Лихие лета Ойкумены | страница 13



Их было немало, баянок-лекарей, опытных знахарок, и были среди них такие, кому стойбищане верили больше, поскольку именно в их руки передали Каломель. Разбили другую — высокую и просторную — палатку, постелили другую — мягкую и теплую — постель. Сначала ей растирали, настоянной на травах, огненной водой тело, затем укутывали теплее, поили какими-то омерзительно горькими травами и велели заснуть. А просыпалась — опять то же, разве с той лишь разницей, что сначала поили теплым, только что с сосков кобылицы, молоком, потом совещались всем знахарским советом и уж потом просили всех лишних выйти из палатки. Потом натирали и поили, укутывали и напутствовали ханскую жену: делай то и это, покоряйся и слушай, если снова хочешь быть такой, как была, тебе говорят те, которые знают в этом толк.

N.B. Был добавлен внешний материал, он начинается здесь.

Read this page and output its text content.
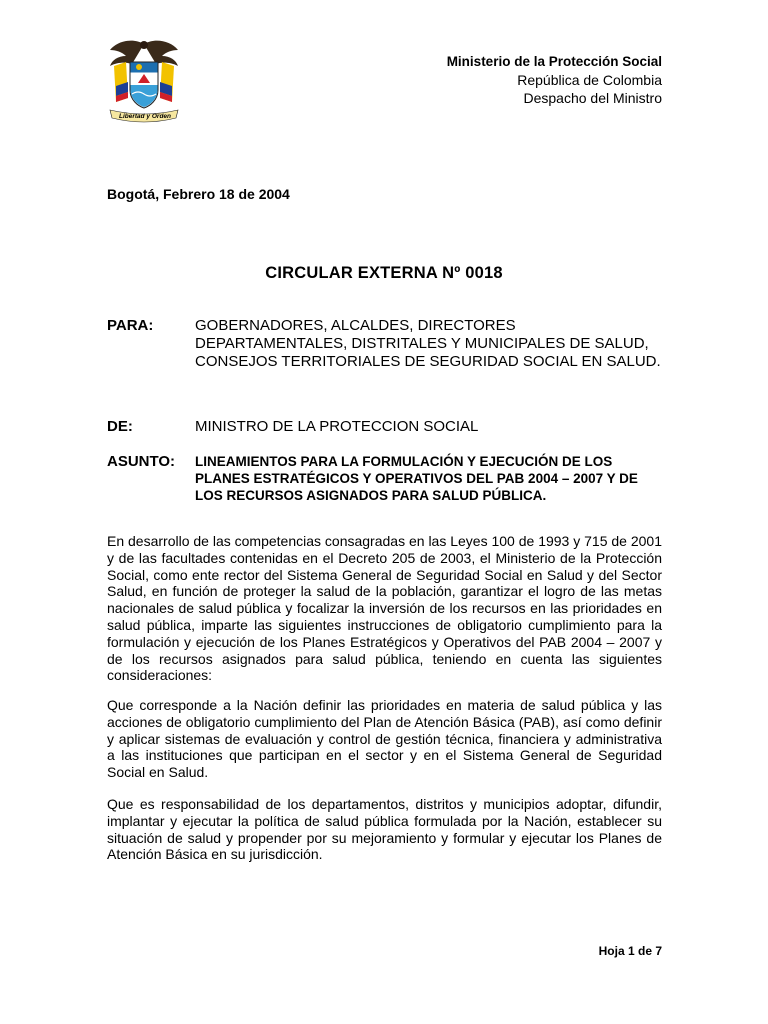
Libertad y Orden
Ministerio de la Protección Social
República de Colombia
Despacho del Ministro
Bogotá, Febrero 18 de 2004
CIRCULAR EXTERNA Nº 0018
PARA:	GOBERNADORES, ALCALDES, DIRECTORES DEPARTAMENTALES, DISTRITALES Y MUNICIPALES DE SALUD, CONSEJOS TERRITORIALES DE SEGURIDAD SOCIAL EN SALUD.
DE:	MINISTRO DE LA PROTECCION SOCIAL
ASUNTO:	LINEAMIENTOS PARA LA FORMULACIÓN Y EJECUCIÓN DE LOS PLANES ESTRATÉGICOS Y OPERATIVOS DEL PAB 2004 – 2007 Y DE LOS RECURSOS ASIGNADOS PARA SALUD PÚBLICA.

En desarrollo de las competencias consagradas en las Leyes 100 de 1993 y 715 de 2001 y de las facultades contenidas en el Decreto 205 de 2003, el Ministerio de la Protección Social, como ente rector del Sistema General de Seguridad Social en Salud y del Sector Salud, en función de proteger la salud de la población, garantizar el logro de las metas nacionales de salud pública y focalizar la inversión de los recursos en las prioridades en salud pública, imparte las siguientes instrucciones de obligatorio cumplimiento para la formulación y ejecución de los Planes Estratégicos y Operativos del PAB 2004 – 2007 y de los recursos asignados para salud pública, teniendo en cuenta las siguientes consideraciones:

Que corresponde a la Nación definir las prioridades en materia de salud pública y las acciones de obligatorio cumplimiento del Plan de Atención Básica (PAB), así como definir y aplicar sistemas de evaluación y control de gestión técnica, financiera y administrativa a las instituciones que participan en el sector y en el Sistema General de Seguridad Social en Salud.

Que es responsabilidad de los departamentos, distritos y municipios adoptar, difundir, implantar y ejecutar la política de salud pública formulada por la Nación, establecer su situación de salud y propender por su mejoramiento y formular y ejecutar los Planes de Atención Básica en su jurisdicción.

Hoja 1 de 7
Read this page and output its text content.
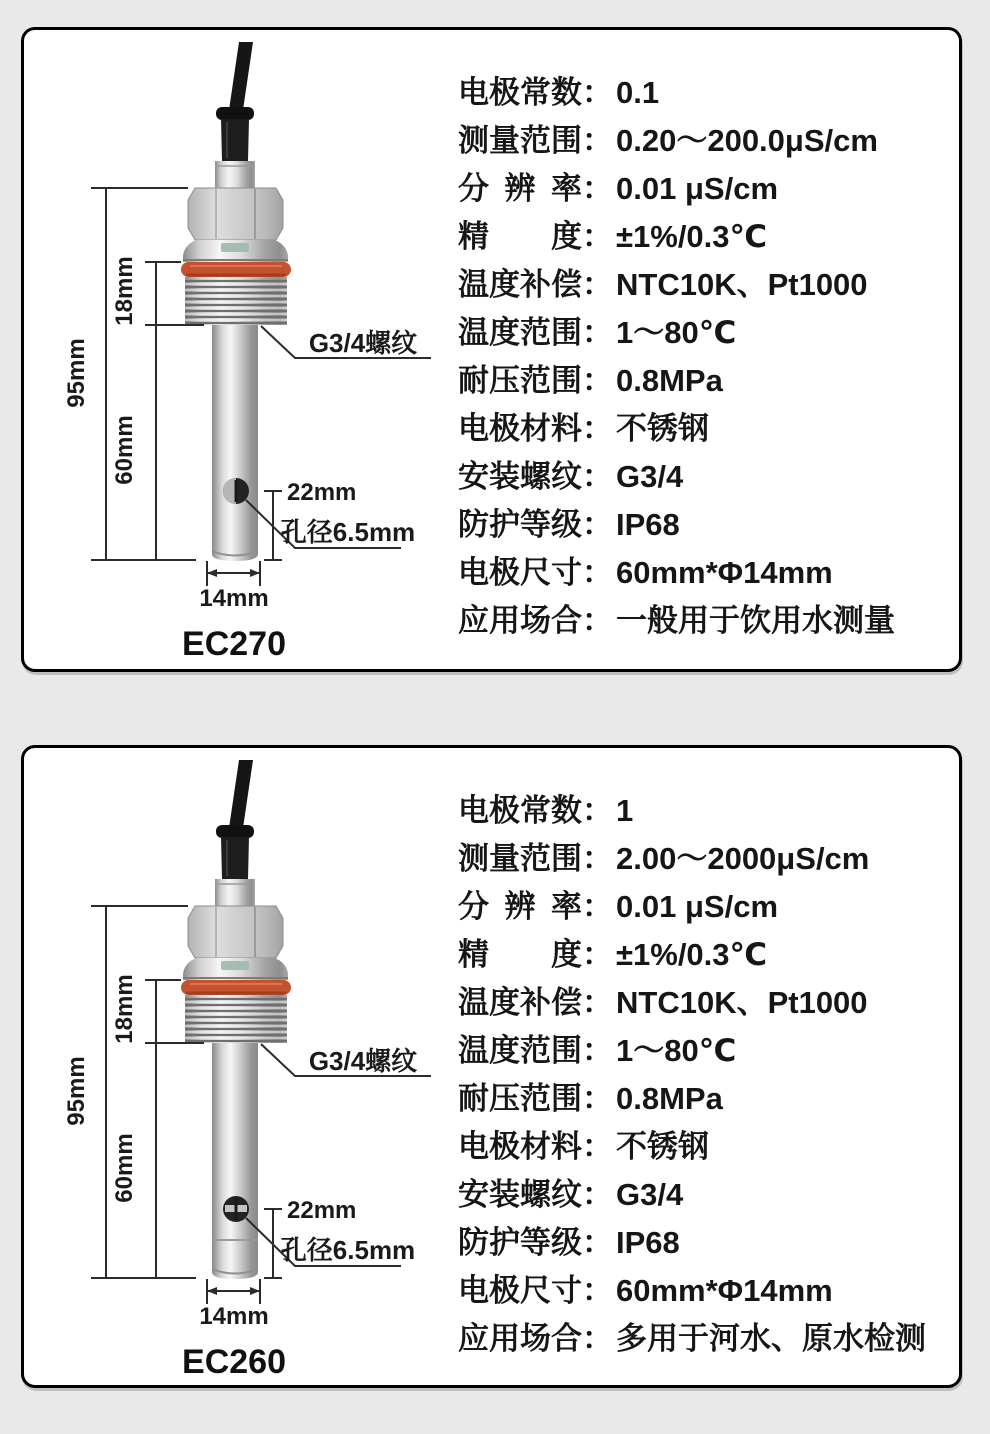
95mm
18mm
60mm
G3/4螺纹
22mm
孔径6.5mm
14mm
EC270
电极常数 ： 0.1
测量范围 ： 0.20～200.0μS/cm
分辨率 ： 0.01 μS/cm
精度 ： ±1%/0.3℃
温度补偿 ： NTC10K、Pt1000
温度范围 ： 1～80℃
耐压范围 ： 0.8MPa
电极材料 ： 不锈钢
安装螺纹 ： G3/4
防护等级 ： IP68
电极尺寸 ： 60mm*Φ14mm
应用场合 ： 一般用于饮用水测量
95mm
18mm
60mm
G3/4螺纹
22mm
孔径6.5mm
14mm
EC260
电极常数 ： 1
测量范围 ： 2.00～2000μS/cm
分辨率 ： 0.01 μS/cm
精度 ： ±1%/0.3℃
温度补偿 ： NTC10K、Pt1000
温度范围 ： 1～80℃
耐压范围 ： 0.8MPa
电极材料 ： 不锈钢
安装螺纹 ： G3/4
防护等级 ： IP68
电极尺寸 ： 60mm*Φ14mm
应用场合 ： 多用于河水、原水检测
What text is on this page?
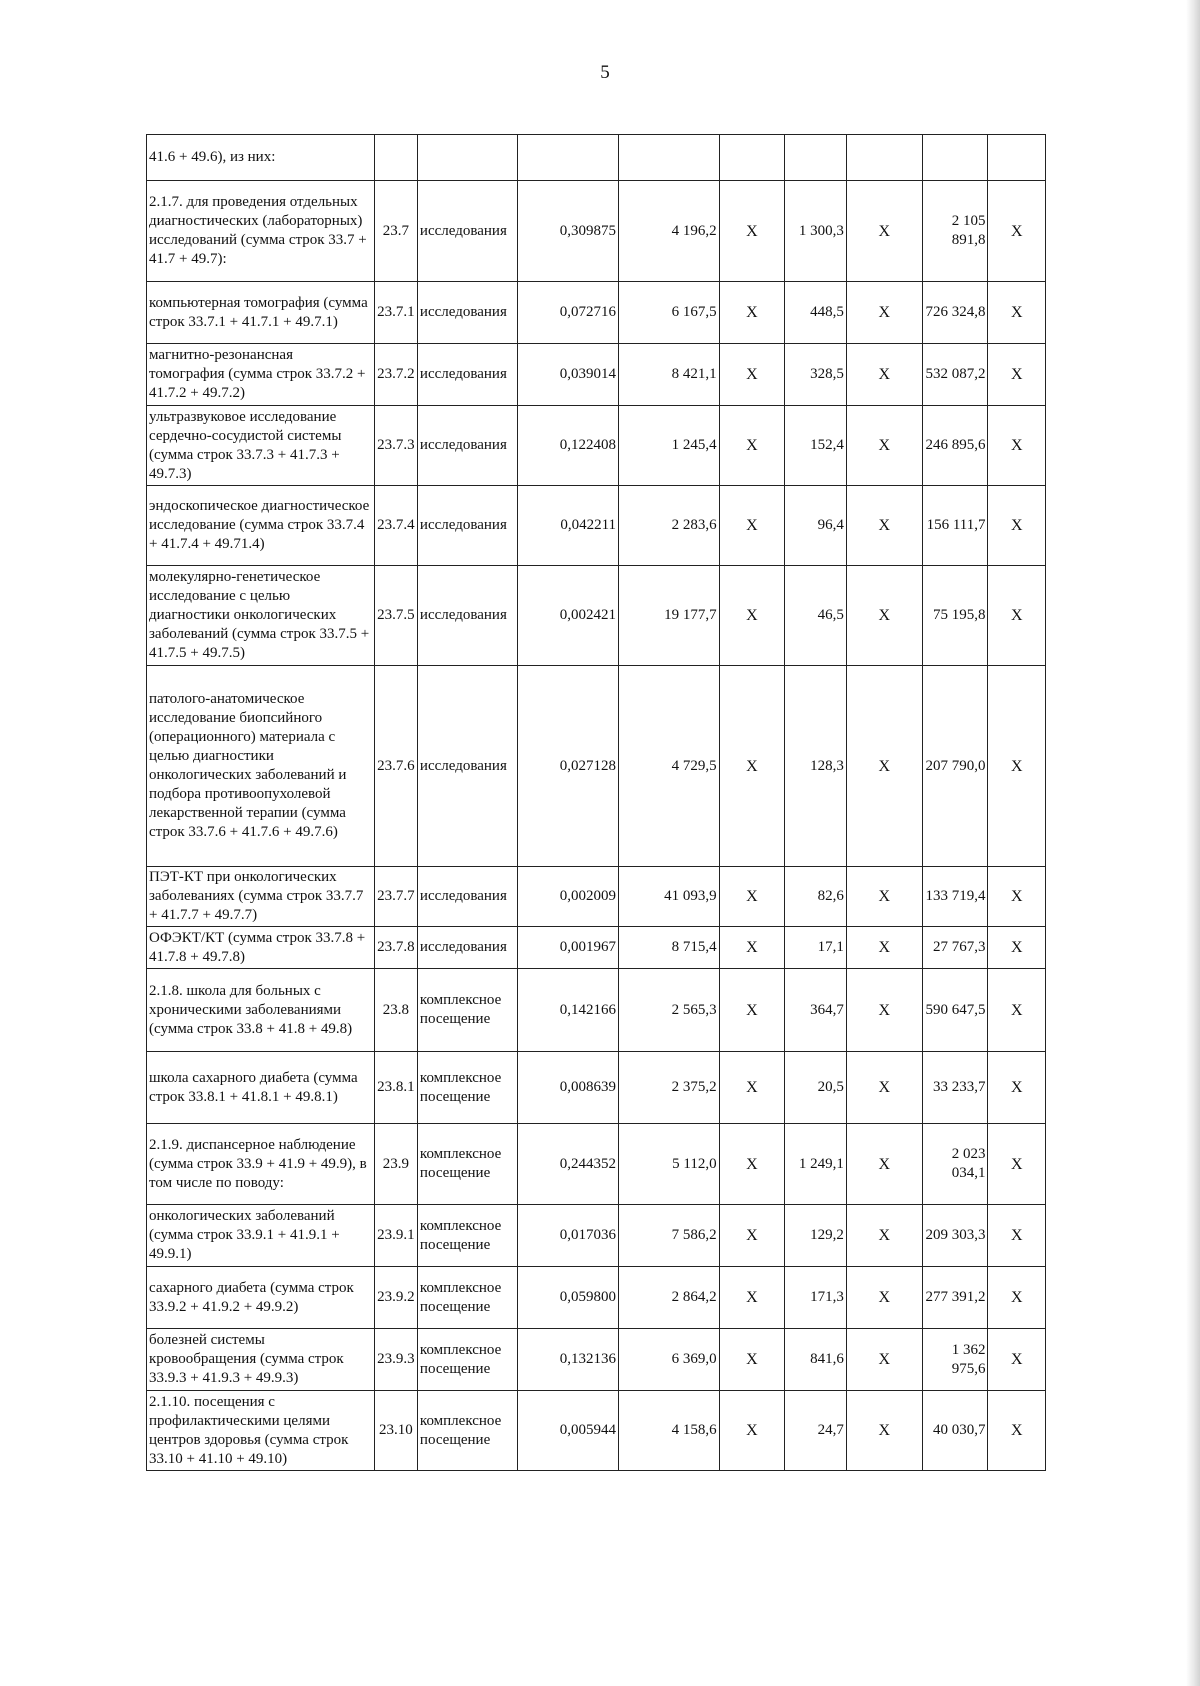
5
41.6 + 49.6), из них:									
2.1.7. для проведения отдельных диагностических (лабораторных) исследований (сумма строк 33.7 + 41.7 + 49.7):	23.7	исследования	0,309875	4 196,2	X	1 300,3	X	2 105 891,8	X
компьютерная томография (сумма строк 33.7.1 + 41.7.1 + 49.7.1)	23.7.1	исследования	0,072716	6 167,5	X	448,5	X	726 324,8	X
магнитно-резонансная томография (сумма строк 33.7.2 + 41.7.2 + 49.7.2)	23.7.2	исследования	0,039014	8 421,1	X	328,5	X	532 087,2	X
ультразвуковое исследование сердечно-сосудистой системы (сумма строк 33.7.3 + 41.7.3 + 49.7.3)	23.7.3	исследования	0,122408	1 245,4	X	152,4	X	246 895,6	X
эндоскопическое диагностическое исследование (сумма строк 33.7.4 + 41.7.4 + 49.71.4)	23.7.4	исследования	0,042211	2 283,6	X	96,4	X	156 111,7	X
молекулярно-генетическое исследование с целью диагностики онкологических заболеваний (сумма строк 33.7.5 + 41.7.5 + 49.7.5)	23.7.5	исследования	0,002421	19 177,7	X	46,5	X	75 195,8	X
патолого-анатомическое исследование биопсийного (операционного) материала с целью диагностики онкологических заболеваний и подбора противоопухолевой лекарственной терапии (сумма строк 33.7.6 + 41.7.6 + 49.7.6)	23.7.6	исследования	0,027128	4 729,5	X	128,3	X	207 790,0	X
ПЭТ-КТ при онкологических заболеваниях (сумма строк 33.7.7 + 41.7.7 + 49.7.7)	23.7.7	исследования	0,002009	41 093,9	X	82,6	X	133 719,4	X
ОФЭКТ/КТ (сумма строк 33.7.8 + 41.7.8 + 49.7.8)	23.7.8	исследования	0,001967	8 715,4	X	17,1	X	27 767,3	X
2.1.8. школа для больных с хроническими заболеваниями (сумма строк 33.8 + 41.8 + 49.8)	23.8	комплексное посещение	0,142166	2 565,3	X	364,7	X	590 647,5	X
школа сахарного диабета (сумма строк 33.8.1 + 41.8.1 + 49.8.1)	23.8.1	комплексное посещение	0,008639	2 375,2	X	20,5	X	33 233,7	X
2.1.9. диспансерное наблюдение (сумма строк 33.9 + 41.9 + 49.9), в том числе по поводу:	23.9	комплексное посещение	0,244352	5 112,0	X	1 249,1	X	2 023 034,1	X
онкологических заболеваний (сумма строк 33.9.1 + 41.9.1 + 49.9.1)	23.9.1	комплексное посещение	0,017036	7 586,2	X	129,2	X	209 303,3	X
сахарного диабета (сумма строк 33.9.2 + 41.9.2 + 49.9.2)	23.9.2	комплексное посещение	0,059800	2 864,2	X	171,3	X	277 391,2	X
болезней системы кровообращения (сумма строк 33.9.3 + 41.9.3 + 49.9.3)	23.9.3	комплексное посещение	0,132136	6 369,0	X	841,6	X	1 362 975,6	X
2.1.10. посещения с профилактическими целями центров здоровья (сумма строк 33.10 + 41.10 + 49.10)	23.10	комплексное посещение	0,005944	4 158,6	X	24,7	X	40 030,7	X
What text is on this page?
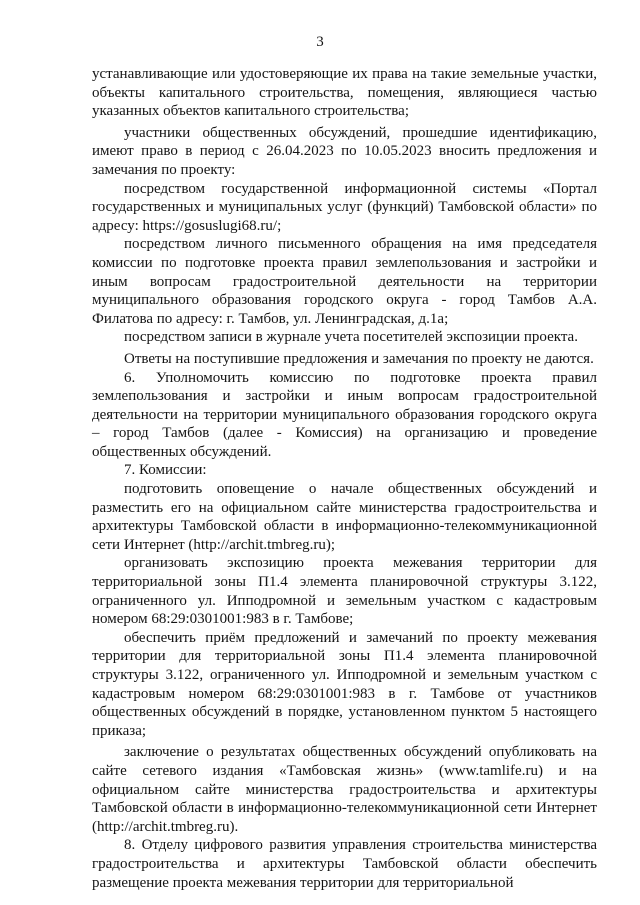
3

устанавливающие или удостоверяющие их права на такие земельные участки, объекты капитального строительства, помещения, являющиеся частью указанных объектов капитального строительства;

участники общественных обсуждений, прошедшие идентификацию, имеют право в период с 26.04.2023 по 10.05.2023 вносить предложения и замечания по проекту:

посредством государственной информационной системы «Портал государственных и муниципальных услуг (функций) Тамбовской области» по адресу: https://gosuslugi68.ru/;

посредством личного письменного обращения на имя председателя комиссии по подготовке проекта правил землепользования и застройки и иным вопросам градостроительной деятельности на территории муниципального образования городского округа - город Тамбов А.А. Филатова по адресу: г. Тамбов, ул. Ленинградская, д.1а;

посредством записи в журнале учета посетителей экспозиции проекта.

Ответы на поступившие предложения и замечания по проекту не даются.

6. Уполномочить комиссию по подготовке проекта правил землепользования и застройки и иным вопросам градостроительной деятельности на территории муниципального образования городского округа – город Тамбов (далее - Комиссия) на организацию и проведение общественных обсуждений.

7. Комиссии:

подготовить оповещение о начале общественных обсуждений и разместить его на официальном сайте министерства градостроительства и архитектуры Тамбовской области в информационно-телекоммуникационной сети Интернет (http://archit.tmbreg.ru);

организовать экспозицию проекта межевания территории для территориальной зоны П1.4 элемента планировочной структуры 3.122, ограниченного ул. Ипподромной и земельным участком с кадастровым номером 68:29:0301001:983 в г. Тамбове;

обеспечить приём предложений и замечаний по проекту межевания территории для территориальной зоны П1.4 элемента планировочной структуры 3.122, ограниченного ул. Ипподромной и земельным участком с кадастровым номером 68:29:0301001:983 в г. Тамбове от участников общественных обсуждений в порядке, установленном пунктом 5 настоящего приказа;

заключение о результатах общественных обсуждений опубликовать на сайте сетевого издания «Тамбовская жизнь» (www.tamlife.ru) и на официальном сайте министерства градостроительства и архитектуры Тамбовской области в информационно-телекоммуникационной сети Интернет (http://archit.tmbreg.ru).

8. Отделу цифрового развития управления строительства министерства градостроительства и архитектуры Тамбовской области обеспечить размещение проекта межевания территории для территориальной
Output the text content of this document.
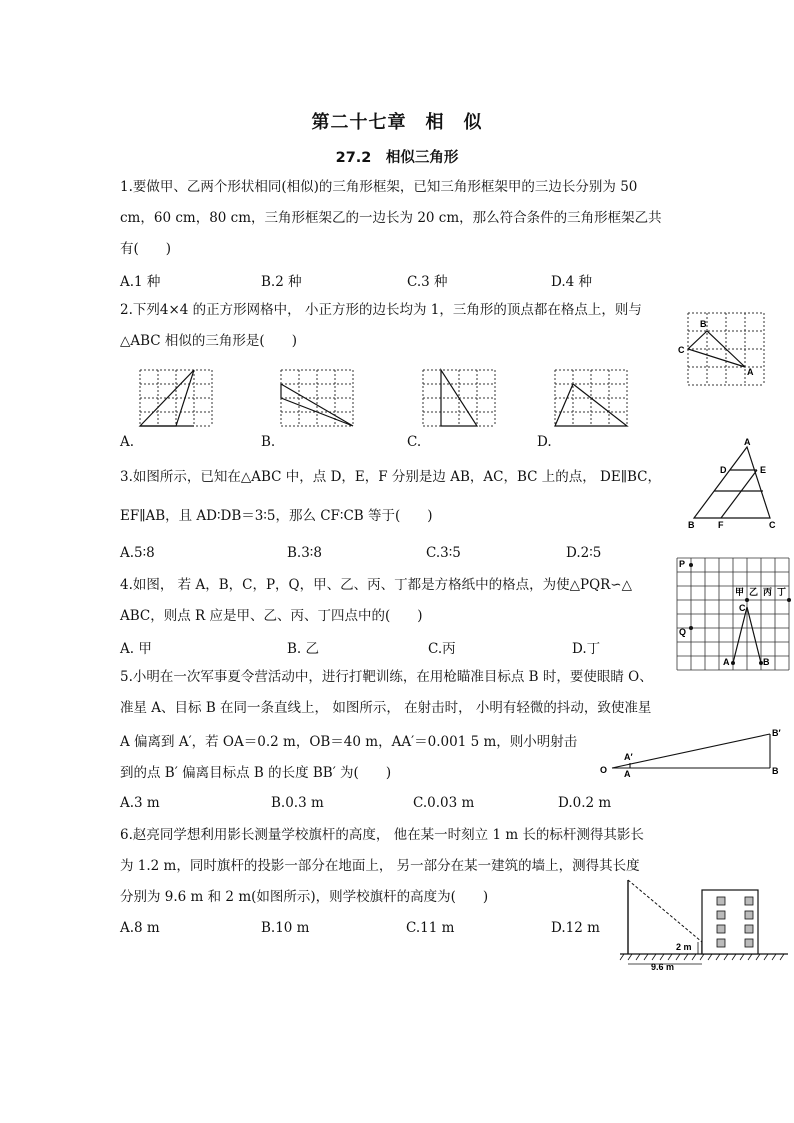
第二十七章　相　似
27.2　相似三角形
1.要做甲、乙两个形状相同(相似)的三角形框架，已知三角形框架甲的三边长分别为 50
cm，60 cm，80 cm，三角形框架乙的一边长为 20 cm，那么符合条件的三角形框架乙共
有(　　)
A.1 种	B.2 种	C.3 种	D.4 种
2.下列4×4 的正方形网格中， 小正方形的边长均为 1，三角形的顶点都在格点上，则与
△ABC 相似的三角形是(　　)
B
C
A
A.	B.	C.	D.
3.如图所示，已知在△ABC 中，点 D，E，F 分别是边 AB，AC，BC 上的点， DE∥BC，
EF∥AB，且 AD∶DB＝3∶5，那么 CF∶CB 等于(　　)
A
D	E
B	F	C
A.5∶8	B.3∶8	C.3∶5	D.2∶5
4.如图， 若 A，B，C，P，Q，甲、乙、丙、丁都是方格纸中的格点，为使△PQR∽△
ABC，则点 R 应是甲、乙、丙、丁四点中的(　　)
P
甲 乙 丙 丁
C
Q
A	B
A. 甲	B. 乙	C.丙	D.丁
5.小明在一次军事夏令营活动中，进行打靶训练，在用枪瞄准目标点 B 时，要使眼睛 O、
准星 A、目标 B 在同一条直线上， 如图所示， 在射击时， 小明有轻微的抖动，致使准星
A 偏离到 A′，若 OA＝0.2 m，OB＝40 m，AA′＝0.001 5 m，则小明射击
到的点 B′ 偏离目标点 B 的长度 BB′ 为(　　)	O
A′
A
B′
B
A.3 m	B.0.3 m	C.0.03 m	D.0.2 m
6.赵亮同学想利用影长测量学校旗杆的高度， 他在某一时刻立 1 m 长的标杆测得其影长
为 1.2 m，同时旗杆的投影一部分在地面上， 另一部分在某一建筑的墙上，测得其长度
分别为 9.6 m 和 2 m(如图所示)，则学校旗杆的高度为(　　)
2 m
9.6 m
A.8 m	B.10 m	C.11 m	D.12 m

Она и слушалась. Так как, что оставалось делать? Такой слабой чувствовала себя, и очень, а то, что советуют и делают хану знахарки, не такие уж пустяки. Жар не оставлял тела, однако и уступил приметно. Не кружится голова, не застилает туманом зрение. Когда вернулась бы ее прежняя сила — и вовсе встала бы уже на ноги. Но, увы, не все так складывается, как желается. Пока есть в теле жар, то и лежать еще ей. А так…

— Бабушка! — позвала старшую из баянок, ту, которую все слушаются здесь.

— Чего тебе, дитя?

— Это который день вы хозяйничаете около меня?

— Пятый, голубушка, пятый.

— А огневица все не уступает.

— Уступит, лебедушка. Ты — юная и сильная телом, должна преодолеть ее.

— Почему же не преодолела до сих пор?

— Потому что огневица. На то, чтобы преодолеть ее, нужно не только зелье и не только здоровое тело, нужно и время.

— Сколько же мне еще лежать?

— А сколько надо, столько и лежать. Пока не выздоровеешь совсем, и не помышляй о пути, тем более, верхом. Помолчала и опять спросила:

— Хан знает об этом?

— А как же.

— И что говорит?

— А ничего пока не говорит. Ходит — думает и сядет — тоже думает.

«Ему не терпится, видимо, он стремится к племени. Что же будет, если терпение лопнет, а я не успею выздороветь?»

— Бабушка может позвать мне хана?

Старая обернулась на ее голос, поколебалось мгновение, и потом кивнула: ладно, она позовет.

Заверган не медлил, сразу же и вошел. С виду рад был: как же, жена позвала, выздоравливает, выходит.

— Тебе лучше, Каломелька?

— Да.

— Как я рад. Если бы ты знала, как я рад! Так напугала меня своей немощью.

— И все же я еще немощна, хан. Поэтому и позвала… Хочу узнать, как ты думаешь поступить со мной. Ждать, пока выздоровею, или отъедешь в стольное стойбище без меня?